One of Europe's top regional indexes extended its best winning streak of the year today, buoyed by good earnings and bullish news from China and the United States to rise for a sixth straight session.
The pan-European FTSEurofirst 300 was up 0.3pc to 1,321.29 in early trade, taking gains over the last six sessions to 4 percent as the index continued its bounce from 6-week lows made earlier in the month.
In a heavy day for earnings reports, Societe Generale led gainers, up 3.9pc after saying it would use a swing to profit in the fourth quarter to return more capital to shareholders in 2014.
"SocGen reported a good, solid set of numbers... There's nothing not to like in SocGen," said Toby Campbell-Gray, head of trading at Tavira Securities, adding that the return to profit and higher dividend were highlights.

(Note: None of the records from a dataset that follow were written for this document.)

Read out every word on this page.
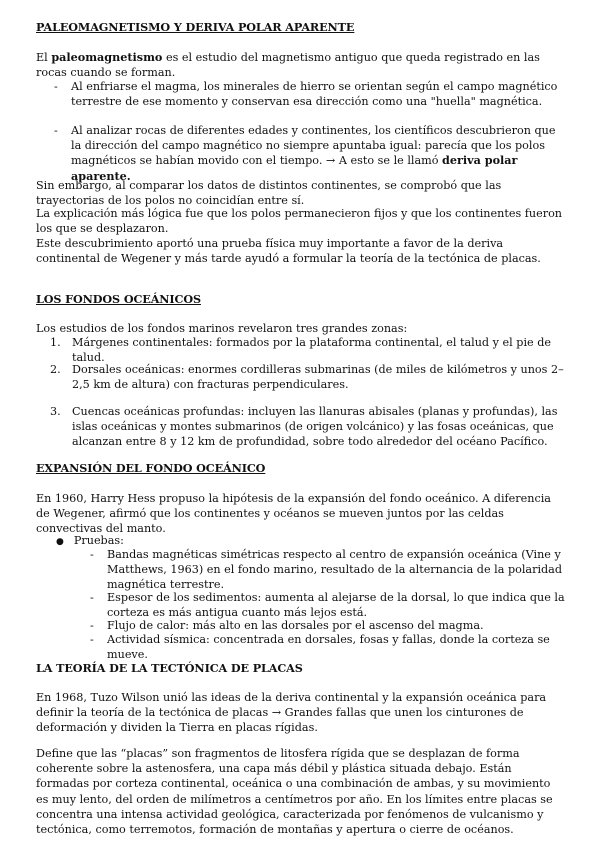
PALEOMAGNETISMO Y DERIVA POLAR APARENTE

El paleomagnetismo es el estudio del magnetismo antiguo que queda registrado en las rocas cuando se forman.

- Al enfriarse el magma, los minerales de hierro se orientan según el campo magnético terrestre de ese momento y conservan esa dirección como una "huella" magnética.
- Al analizar rocas de diferentes edades y continentes, los científicos descubrieron que la dirección del campo magnético no siempre apuntaba igual: parecía que los polos magnéticos se habían movido con el tiempo. → A esto se le llamó deriva polar aparente.

Sin embargo, al comparar los datos de distintos continentes, se comprobó que las trayectorias de los polos no coincidían entre sí.

La explicación más lógica fue que los polos permanecieron fijos y que los continentes fueron los que se desplazaron.

Este descubrimiento aportó una prueba física muy importante a favor de la deriva continental de Wegener y más tarde ayudó a formular la teoría de la tectónica de placas.

LOS FONDOS OCEÁNICOS

Los estudios de los fondos marinos revelaron tres grandes zonas:

1. Márgenes continentales: formados por la plataforma continental, el talud y el pie de talud.
2. Dorsales oceánicas: enormes cordilleras submarinas (de miles de kilómetros y unos 2–2,5 km de altura) con fracturas perpendiculares.
3. Cuencas oceánicas profundas: incluyen las llanuras abisales (planas y profundas), las islas oceánicas y montes submarinos (de origen volcánico) y las fosas oceánicas, que alcanzan entre 8 y 12 km de profundidad, sobre todo alrededor del océano Pacífico.
EXPANSIÓN DEL FONDO OCEÁNICO

En 1960, Harry Hess propuso la hipótesis de la expansión del fondo oceánico. A diferencia de Wegener, afirmó que los continentes y océanos se mueven juntos por las celdas convectivas del manto.

● Pruebas:
- Bandas magnéticas simétricas respecto al centro de expansión oceánica (Vine y Matthews, 1963) en el fondo marino, resultado de la alternancia de la polaridad magnética terrestre.
- Espesor de los sedimentos: aumenta al alejarse de la dorsal, lo que indica que la corteza es más antigua cuanto más lejos está.
- Flujo de calor: más alto en las dorsales por el ascenso del magma.
- Actividad sísmica: concentrada en dorsales, fosas y fallas, donde la corteza se mueve.
LA TEORÍA DE LA TECTÓNICA DE PLACAS

En 1968, Tuzo Wilson unió las ideas de la deriva continental y la expansión oceánica para definir la teoría de la tectónica de placas → Grandes fallas que unen los cinturones de deformación y dividen la Tierra en placas rígidas.

Define que las “placas” son fragmentos de litosfera rígida que se desplazan de forma coherente sobre la astenosfera, una capa más débil y plástica situada debajo. Están formadas por corteza continental, oceánica o una combinación de ambas, y su movimiento es muy lento, del orden de milímetros a centímetros por año. En los límites entre placas se concentra una intensa actividad geológica, caracterizada por fenómenos de vulcanismo y tectónica, como terremotos, formación de montañas y apertura o cierre de océanos.
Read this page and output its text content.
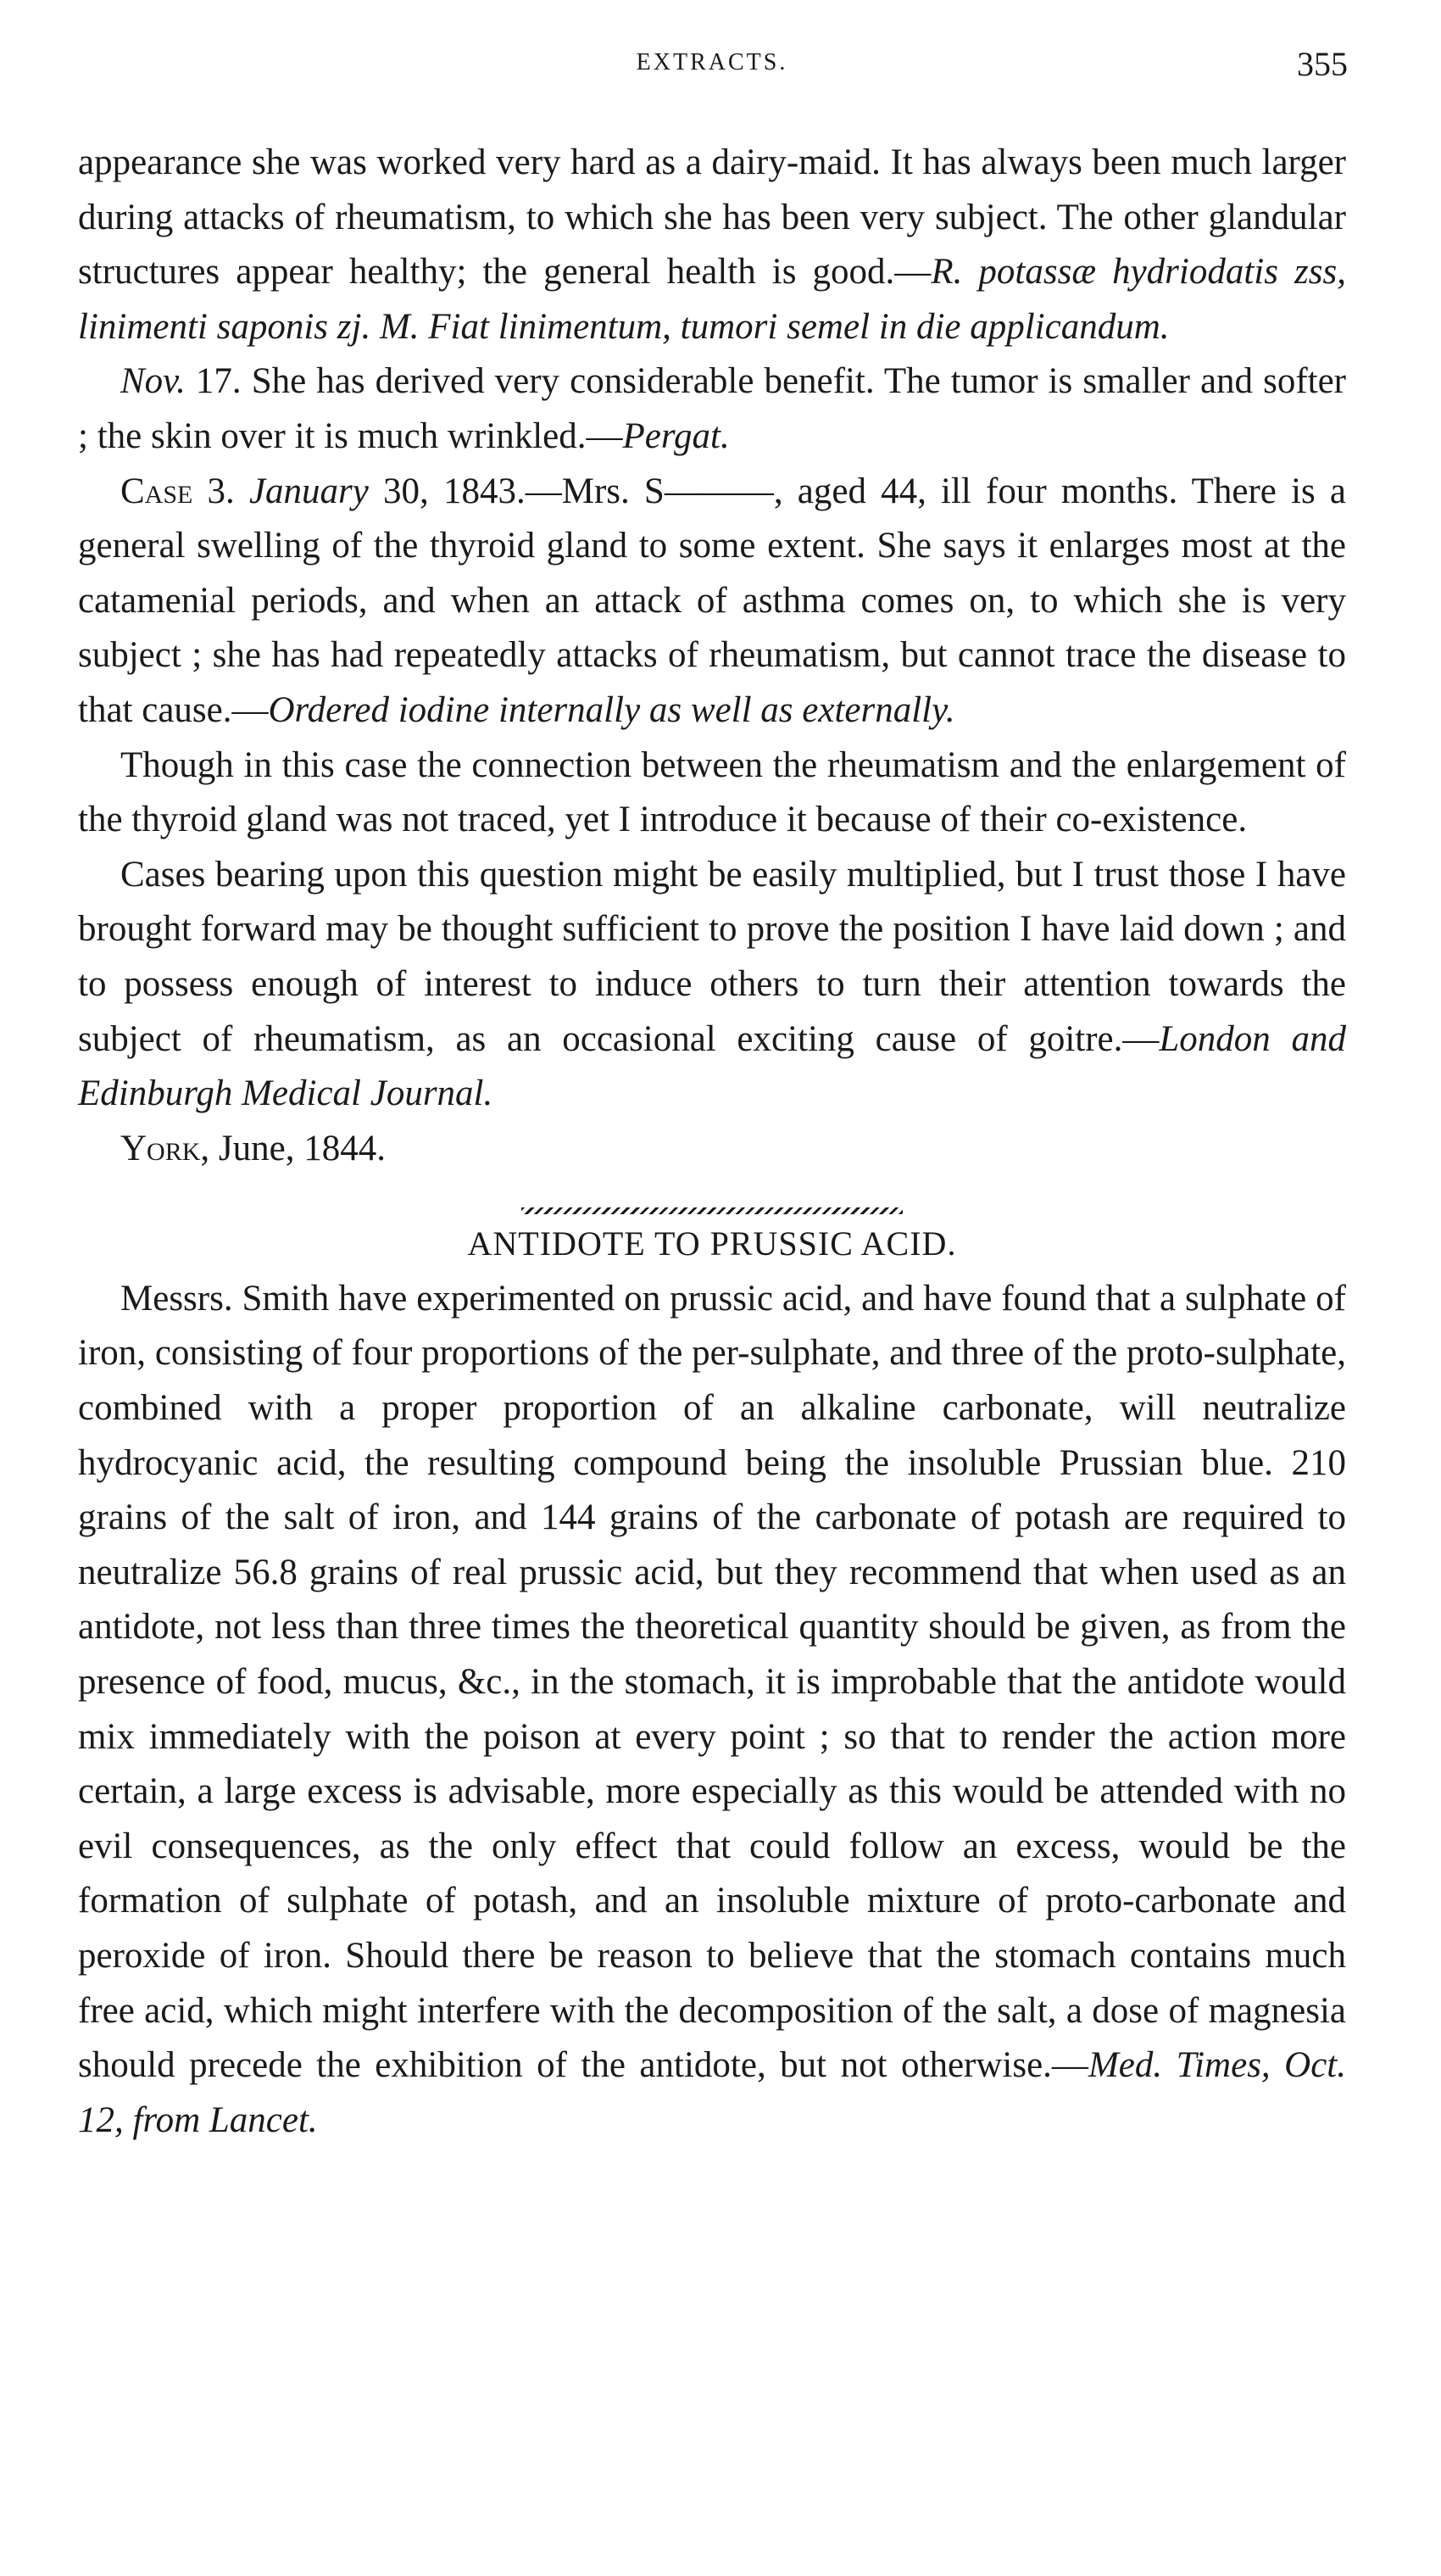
EXTRACTS.	355

appearance she was worked very hard as a dairy-maid. It has always been much larger during attacks of rheumatism, to which she has been very subject. The other glandular structures appear healthy; the general health is good.—R. potassæ hydriodatis zss, linimenti saponis zj. M. Fiat linimentum, tumori semel in die applicandum.

Nov. 17. She has derived very considerable benefit. The tumor is smaller and softer ; the skin over it is much wrinkled.—Pergat.

Case 3. January 30, 1843.—Mrs. S———, aged 44, ill four months. There is a general swelling of the thyroid gland to some extent. She says it enlarges most at the catamenial periods, and when an attack of asthma comes on, to which she is very subject ; she has had repeatedly attacks of rheumatism, but cannot trace the disease to that cause.—Ordered iodine internally as well as externally.

Though in this case the connection between the rheumatism and the enlargement of the thyroid gland was not traced, yet I introduce it because of their co-existence.

Cases bearing upon this question might be easily multiplied, but I trust those I have brought forward may be thought sufficient to prove the position I have laid down ; and to possess enough of interest to induce others to turn their attention towards the subject of rheumatism, as an occasional exciting cause of goitre.—London and Edinburgh Medical Journal.

York, June, 1844.

ANTIDOTE TO PRUSSIC ACID.

Messrs. Smith have experimented on prussic acid, and have found that a sulphate of iron, consisting of four proportions of the per-sulphate, and three of the proto-sulphate, combined with a proper proportion of an alkaline carbonate, will neutralize hydrocyanic acid, the resulting compound being the insoluble Prussian blue. 210 grains of the salt of iron, and 144 grains of the carbonate of potash are required to neutralize 56.8 grains of real prussic acid, but they recommend that when used as an antidote, not less than three times the theoretical quantity should be given, as from the presence of food, mucus, &c., in the stomach, it is improbable that the antidote would mix immediately with the poison at every point ; so that to render the action more certain, a large excess is advisable, more especially as this would be attended with no evil consequences, as the only effect that could follow an excess, would be the formation of sulphate of potash, and an insoluble mixture of proto-carbonate and peroxide of iron. Should there be reason to believe that the stomach contains much free acid, which might interfere with the decomposition of the salt, a dose of magnesia should precede the exhibition of the antidote, but not otherwise.—Med. Times, Oct. 12, from Lancet.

Adding the most points to the index were French oil and gas firm Total, also benefiting after results from a decision to raise its dividend.
Heineken rose 2.8pc after its own results. Although profits were in-line with expectations, the brewer said it saw a return to revenue growth in 2014 after a tough year last year, and analysts at Liberum Capita said the results slightly beat expectations on the sales front.
Only three sectors were in negative territory, after sentiment to riskier assets was lifted by good trade data from China and a strong session on Wall Street.
China surprised markets with a thumping trade performance in January as import growth hit a six-month high and the value of exports rose 10.6pc drawing some scepticism about the data but still allaying fears of a deepening economic malaise.
"On the China figures, the export number is so far above consensus you have to question it," Darren Sinden, trader at Titan Investment Partners, said.
"Oil imports number was up sharply too which could imply increasing growth but I think we will need to see confirmation before jumping to that conclusion."
U.S. stocks had risen for a fourth straight session on Tuesday as Congress agreed to advance legislation extending U.S. borrowing authority, and the Federal Reserve's new chief held off from making any changes to its schedule for trimming stimulus.
"Yellen didn't rock the boat but she didn't say anything that was particularly new," Sinden said, who also cautioned that the bounce from the debt deal may not last long.
"Despite the relief that an agreement was reached and more brinkmanship and possible default was avoided, all they have done is agree to borrow more, not set any plans to reduce debt... which will surely need to be addressed."